Let $\mu$ be a positive finite measure on the unit circle $\mathbb{T}$. Then the set $span\{z^n:n\in \mathbb{Z}\}$ is dense in $L^2(\mu)$. Let $H^2(\mu)$ be the closure ( in $L^2(\mu)$ ) of the set $span\{z^n:n\geq 0\}$. My question is:
If $H^2(\mu)$=$L^2(\mu)$ holds, can we claim that $\mu$ has no absolutely continuous part with respect to the Lebesgue measure?

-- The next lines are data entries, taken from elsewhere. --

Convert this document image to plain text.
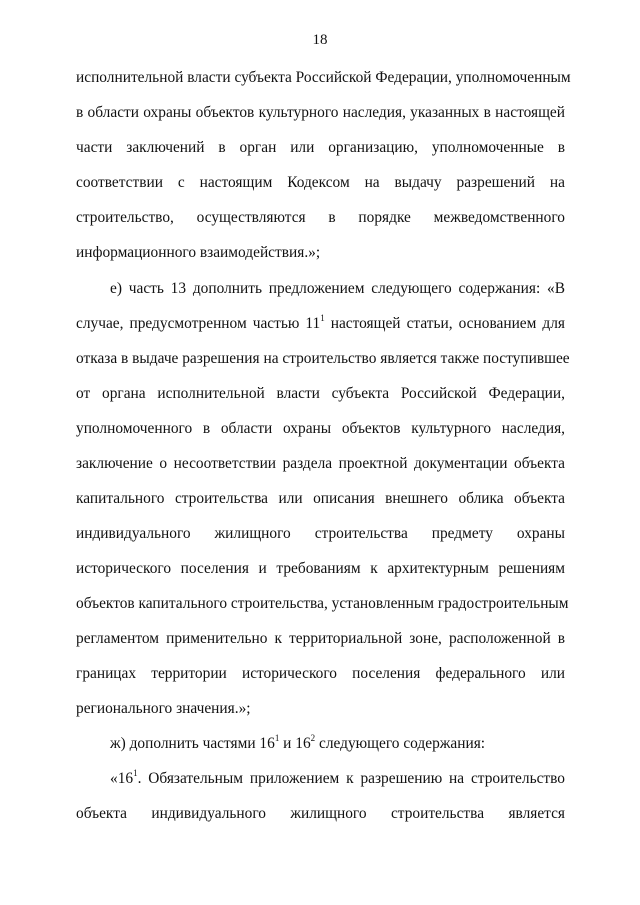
18
исполнительной власти субъекта Российской Федерации, уполномоченным
в области охраны объектов культурного наследия, указанных в настоящей
части заключений в орган или организацию, уполномоченные в
соответствии с настоящим Кодексом на выдачу разрешений на
строительство, осуществляются в порядке межведомственного
информационного взаимодействия.»;
е) часть 13 дополнить предложением следующего содержания: «В
случае, предусмотренном частью $11^1$ настоящей статьи, основанием для
отказа в выдаче разрешения на строительство является также поступившее
от органа исполнительной власти субъекта Российской Федерации,
уполномоченного в области охраны объектов культурного наследия,
заключение о несоответствии раздела проектной документации объекта
капитального строительства или описания внешнего облика объекта
индивидуального жилищного строительства предмету охраны
исторического поселения и требованиям к архитектурным решениям
объектов капитального строительства, установленным градостроительным
регламентом применительно к территориальной зоне, расположенной в
границах территории исторического поселения федерального или
регионального значения.»;
ж) дополнить частями $16^1$ и $16^2$ следующего содержания:
«$16^1$. Обязательным приложением к разрешению на строительство
объекта индивидуального жилищного строительства является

No. Recall that the support of $\mu$ is defined as the smallest closed set whose complement has zero measure. Then:
Proof: Apply Runge's theorem to $z^{-1}$ on the support of $\mu.$ $\Box$
So, for example, the uniform distribution $\mu$ on the semicircle $\mathrm{Re}(z)\leq 0$ is non-trivial and absolutely continuous but satisfies $H^2(\mu)=L^2(\mu).$
It's also possible to get full support. By Runge's theorem we can pick a sequence of polynomials $p_n$ such that $|p_n(e^{i\theta})-e^{-i\theta}|\leq 2^{-n}$ for $\theta\in[\tfrac1n,2\pi-\tfrac1n].$ The function $e(z)=\max_n|p_n(z)-z^{-1}|$ is then finite and continuous on $\mathbb T\setminus\{1\}.$ Set $e(1)=+\infty.$ By the $L^2$ dominated convergence theorem, for any measure $\mu$ such that $\int_{\mathbb T} e(z)^2 d\mu<\infty$ we get $p_n\to z^{-1}$ in $L^2(\mu).$ For example we can take $d\mu=e(z)^{-2}d\lambda$ where $\lambda$ is Lebesgue measure.